Let's say I have an arbitrary single subroutine in a simple imperative language, such as C or Pascal. I also have a parser that can verify that this subroutine is valid, and produce an Abstract Syntax Tree from it. But the code contains GOTOs and Labels, which could jump forwards or backwards to any arbitrary point, including into or out of conditional or loop blocks, but not outside of the subroutine itself.
Is there an algorithm that could take this AST and rework it into new code which is semantically identical, but does not contain any Labels or GOTO statements?
In principle, it is always possible to do this, though the results might not be pretty.
One way to always eliminate gotos is to transform the program in the following way. Start off by numbering all the instructions in the original program. For example, given this program:
start:
while (true) {
if (x < 5) goto start;
x++
}
You could number the statements like this:
0 start:
1 while (x < 3) {
2 if (x < 5) goto start;
3 x++
}
To eliminate all gotos, you can simulate the flow of the control through this function by using a while loop, an explicit variable holding the program counter, and a bunch of if statements. For example, you might translate the above code like this:
int PC = 0;
while (PC <= 3) {
if (PC == 0) {
PC = 1; // Label has no effect
} else if (PC == 1) {
if (x < 3) PC = 4; // Skip loop, which ends this function.

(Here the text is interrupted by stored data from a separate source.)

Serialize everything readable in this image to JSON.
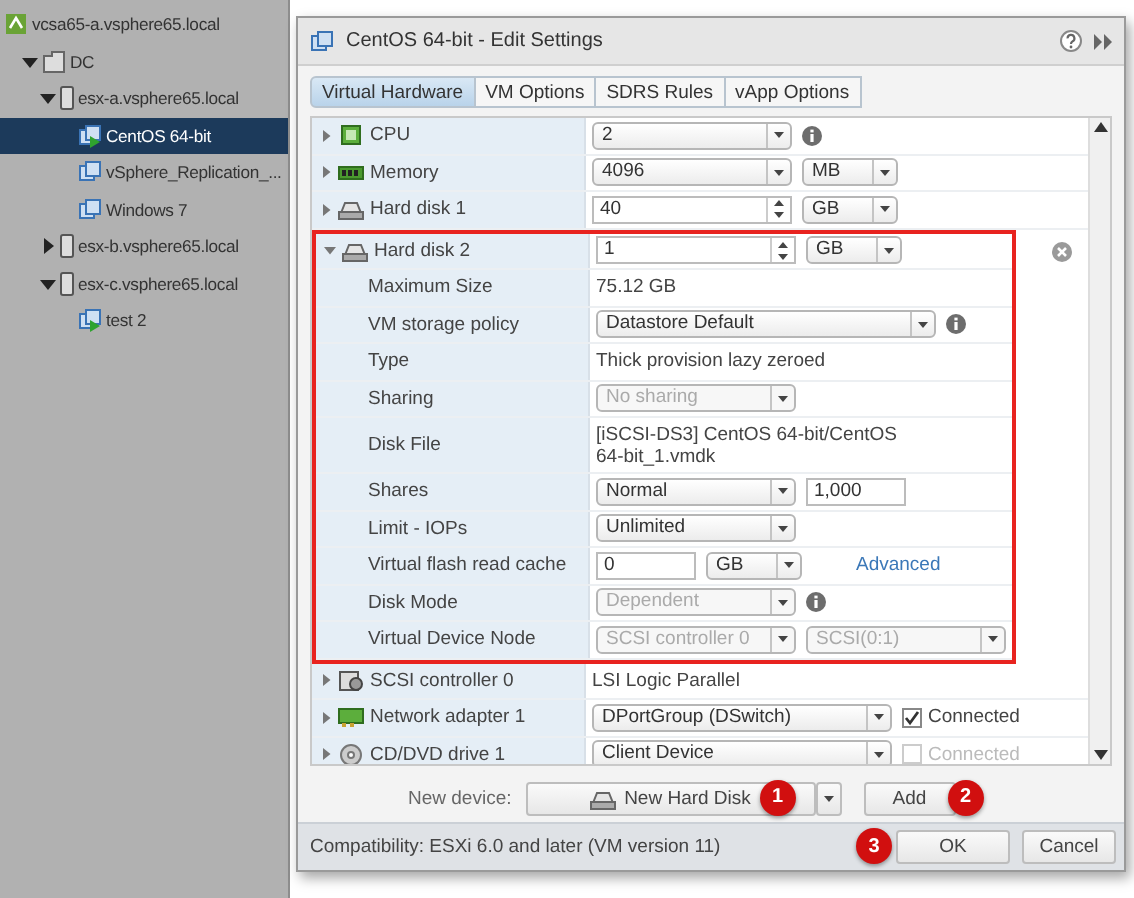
{
  "tree": [
    {
      "label": "vcsa65-a.vsphere65.local",
      "kind": "vcenter",
      "selected": false,
      "children": [
        {
          "label": "DC",
          "kind": "datacenter",
          "expanded": true,
          "selected": false,
          "children": [
            {
              "label": "esx-a.vsphere65.local",
              "kind": "host",
              "expanded": true,
              "selected": false,
              "children": [
                {
                  "label": "CentOS 64-bit",
                  "kind": "vm-on",
                  "selected": true
                },
                {
                  "label": "vSphere_Replication_...",
                  "kind": "vm",
                  "selected": false
                },
                {
                  "label": "Windows 7",
                  "kind": "vm",
                  "selected": false
                }
              ]
            },
            {
              "label": "esx-b.vsphere65.local",
              "kind": "host",
              "expanded": false,
              "selected": false
            },
            {
              "label": "esx-c.vsphere65.local",
              "kind": "host",
              "expanded": true,
              "selected": false,
              "children": [
                {
                  "label": "test 2",
                  "kind": "vm-on",
                  "selected": false
                }
              ]
            }
          ]
        }
      ]
    }
  ],
  "dialog": {
    "title": "CentOS 64-bit - Edit Settings",
    "tabs": [
      {
        "label": "Virtual Hardware",
        "selected": true
      },
      {
        "label": "VM Options",
        "selected": false
      },
      {
        "label": "SDRS Rules",
        "selected": false
      },
      {
        "label": "vApp Options",
        "selected": false
      }
    ],
    "rows": [
      {
        "kind": "cpu",
        "label": "CPU",
        "expanded": false,
        "controls": [
          {
            "kind": "select",
            "value": "2",
            "disabled": false
          },
          {
            "kind": "info"
          }
        ]
      },
      {
        "kind": "memory",
        "label": "Memory",
        "expanded": false,
        "controls": [
          {
            "kind": "select",
            "value": "4096",
            "disabled": false
          },
          {
            "kind": "unit",
            "value": "MB",
            "disabled": false
          }
        ]
      },
      {
        "kind": "disk",
        "label": "Hard disk 1",
        "expanded": false,
        "controls": [
          {
            "kind": "spinner",
            "value": "40"
          },
          {
            "kind": "unit",
            "value": "GB",
            "disabled": false
          }
        ]
      },
      {
        "kind": "disk",
        "label": "Hard disk 2",
        "expanded": true,
        "highlighted": true,
        "removable": true,
        "controls": [
          {
            "kind": "spinner",
            "value": "1"
          },
          {
            "kind": "unit",
            "value": "GB",
            "disabled": false
          }
        ],
        "children": [
          {
            "kind": "property",
            "label": "Maximum Size",
            "controls": [
              {
                "kind": "text",
                "value": "75.12 GB"
              }
            ]
          },
          {
            "kind": "property",
            "label": "VM storage policy",
            "controls": [
              {
                "kind": "wide-select",
                "value": "Datastore Default",
                "disabled": false
              },
              {
                "kind": "info"
              }
            ]
          },
          {
            "kind": "property",
            "label": "Type",
            "controls": [
              {
                "kind": "text",
                "value": "Thick provision lazy zeroed"
              }
            ]
          },
          {
            "kind": "property",
            "label": "Sharing",
            "controls": [
              {
                "kind": "select",
                "value": "No sharing",
                "disabled": true
              }
            ]
          },
          {
            "kind": "property",
            "label": "Disk File",
            "controls": [
              {
                "kind": "text",
                "value": "[iSCSI-DS3] CentOS 64-bit/CentOS 64-bit_1.vmdk"
              }
            ]
          },
          {
            "kind": "property",
            "label": "Shares",
            "controls": [
              {
                "kind": "select",
                "value": "Normal",
                "disabled": false
              },
              {
                "kind": "input",
                "value": "1,000"
              }
            ]
          },
          {
            "kind": "property",
            "label": "Limit - IOPs",
            "controls": [
              {
                "kind": "select",
                "value": "Unlimited",
                "disabled": false
              }
            ]
          },
          {
            "kind": "property",
            "label": "Virtual flash read cache",
            "controls": [
              {
                "kind": "input",
                "value": "0"
              },
              {
                "kind": "unit",
                "value": "GB",
                "disabled": false
              },
              {
                "kind": "link",
                "value": "Advanced"
              }
            ]
          },
          {
            "kind": "property",
            "label": "Disk Mode",
            "controls": [
              {
                "kind": "select",
                "value": "Dependent",
                "disabled": true
              },
              {
                "kind": "info"
              }
            ]
          },
          {
            "kind": "property",
            "label": "Virtual Device Node",
            "controls": [
              {
                "kind": "select",
                "value": "SCSI controller 0",
                "disabled": true
              },
              {
                "kind": "select",
                "value": "SCSI(0:1)",
                "disabled": true
              }
            ]
          }
        ]
      },
      {
        "kind": "controller",
        "label": "SCSI controller 0",
        "expanded": false,
        "controls": [
          {
            "kind": "text",
            "value": "LSI Logic Parallel"
          }
        ]
      },
      {
        "kind": "network",
        "label": "Network adapter 1",
        "expanded": false,
        "controls": [
          {
            "kind": "wide-select",
            "value": "DPortGroup (DSwitch)",
            "disabled": false
          },
          {
            "kind": "checkbox",
            "label": "Connected",
            "checked": true,
            "disabled": false
          }
        ]
      },
      {
        "kind": "cdrom",
        "label": "CD/DVD drive 1",
        "expanded": false,
        "controls": [
          {
            "kind": "wide-select",
            "value": "Client Device",
            "disabled": false
          },
          {
            "kind": "checkbox",
            "label": "Connected",
            "checked": false,
            "disabled": true
          }
        ]
      }
    ],
    "new_device": {
      "label": "New device:",
      "device": "New Hard Disk",
      "device_marker": "1",
      "add": "Add",
      "add_marker": "2"
    },
    "footer": {
      "compatibility": "Compatibility: ESXi 6.0 and later (VM version 11)",
      "ok": "OK",
      "ok_marker": "3",
      "cancel": "Cancel"
    }
  }
}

else PC = 2; // Enter loop.
} else if (PC == 2) {
if (x < 5) PC = 0; // Simulate goto
else PC = 3; // Simulate if-statement fall-through
} else if (PC == 3) {
x++;
PC = 1; // Simulate jump back up to the top of the loop.
}
}
This is a really, really bad way to do the translation, but it shows that in theory it is always possible to do this. Actually implementing this would be very messy - you'd probably number the basic blocks of the function, then generate code that puts the basic blocks into a loop, tracks which basic block is currently executing, then simulates the effect of running a basic block and the transition from that basic block to the appropriate next basic block.
Hope this helps!
I think you want to read Taming Control Flow by Erosa and Hendren, 1994. (Earlier link on Google scholar).
By the way, loop-breaks are also easy to eliminate. There is a simple mechanical procedure involving the creating of a boolean state variable and the restructuring of nested conditionals to create straight-line control flow. It does not produce pretty code :)
If your target language has tail-call optimization (and, ideally, inlining), you can mechanically remove both break and continue by turning the loop into a tail-recursive function. (If the index variable is modified by the loop body, you need to work harder at this. I'll just show the simplest case.) Here's the transformation of a simple loop:
for (Type Index = Start; function loop(Index: Type):
Condition(Index); if (Condition)
Index = Advance(Index)){ return // break
Body Body
} return loop(Advance(Index)) // continue
loop(Start)
The return statements labeled "continue" and "break" are precisely the transformation of continue and break. Indeed, the first step in the procedure might have been to rewrite the loop into its equivalent form in the original language:
{
Type Index = Start;
while (true) {
if (!Condition(Index))
break;
Body;
continue;
}
}
I use either/both Polyhedron's spag and vast's 77to90 to begin the process of refactoring fortran and then converting it to matlab source. However, these tools always leave 1/4 to 1/2 of the goto's in the program.
I wrote up a goto remover which accomplishes something similar to what you were describing: it takes fortran code and refactors all the remaining goto's from a program and replacing them with conditionals and do/cycle/exit's which can then be converted into other languages like matlab. You can read more about the process I use here:
http://engineering.dartmouth.edu/~d30574x/consulting/consulting_gotorefactor.html
This program could be adapted to work with other languages, but I have not gotten than far yet.